Experts say the confrontation between North Korean leader Kim Jong-un is aimed at forcing the United States to accept the idea of the North as a nuclear power and to negotiate economic and security concessions from a position of strength.
South Korean and U.S. officials say there are also indications that North Korea is making progress on preparations for its nuclear test camp in the northeastern city of Punggye-ri. The North’s next nuclear test would be the seventh since 2006 and the first since September 2017, when it claimed to have detonated a thermonuclear bomb to fit its ICBMs.
On Friday, U.S. President Joe Biden’s special envoy for North Korea, Sung Kim, said Washington was “preparing for all contingencies” in close coordination with its Asian allies while participating in a trilateral meeting in Seoul with its South Korean and Japanese counterparts. on the nuclear conflict with North Korea.
Sung Kim, the U.S. special envoy for North Korea, speaks during a meeting with his South Korean counterpart Kim Gunn and Japanese counterpart Takehiro Funakoshi at the Foreign Ministry in Seoul. (Kim Hong-Ji / The Associated Press)
Stuck conversations
The United States has promised to push for additional international sanctions if North Korea conducts a new nuclear test, but the prospect of new UN Security Council measures looks weak.
Russia and China have vetoed a US-sponsored resolution that would have imposed additional sanctions on North Korea for its latest ballistic tests on May 25, which the South Korean military said involved an ICBM flying in a trajectory. medium-range and two short-range weapons. These tests came as Biden ended his trip to South Korea and Japan, where he reaffirmed the U.S. commitment to defend the two allies in the face of the North’s nuclear threat.
North Korea in March launched an ICBM almost directly at full capacity and saw it fly higher and for longer than any weapon it had ever tested, demonstrating the potential to reach the entire American continent.
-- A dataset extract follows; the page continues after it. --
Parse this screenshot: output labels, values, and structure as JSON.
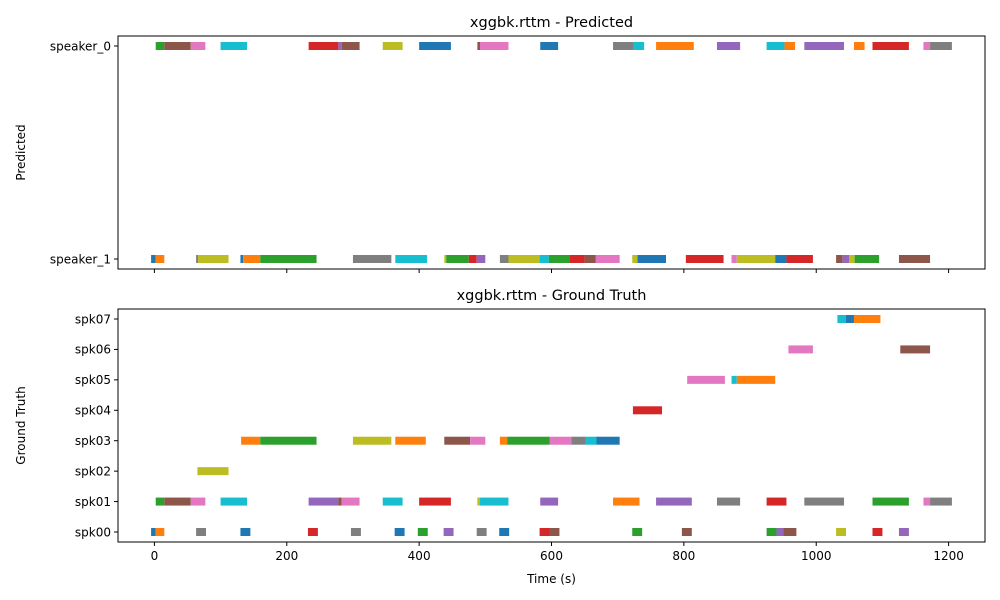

While Kim’s ICBMs have garnered a lot of international attention, she has also spent the past three years expanding her arsenal of shorter-range solid-fuel missiles that threaten South Korea and Japan. He has pointed out his evidence with repeated comments that the North would use its nuclear weapons proactively when threatened or provoked, which experts say predicts an escalating nuclear doctrine that could create more concern for neighbors.
A news program on a television screen reports on the launch of North Korean missiles with archive footage of North Korean leader Kim Jong-un on Sunday at a Seoul train station. (Lee Jin-man / The Associated Press)
Nuclear negotiations between Washington and Pyongyang have stalled since 2019 due to disagreements over the exchange of US-led ceasefire sanctions against North Korea and North disarmament measures.
Despite the deepening economic problems, Kim has not shown a willingness to completely hand over an arsenal that he considers his strongest guarantee of survival and is clearly trying to turn the latent talks on denuclearization into a mutual arms reduction negotiation with the US. The United States, experts say.
Kim’s pressure campaign comes as the country faces a deadly outbreak of COVID-19 through its largely unvaccinated autocracy that lacks public health tools.
GAVI, the non-profit organization that manages the UN-backed COVAX distribution program, said Friday that it understands North Korea has accepted an offer of vaccines from its ally China and has begun administering doses. It is not immediately clear how many doses of vaccine the North received or how the country was deploying them.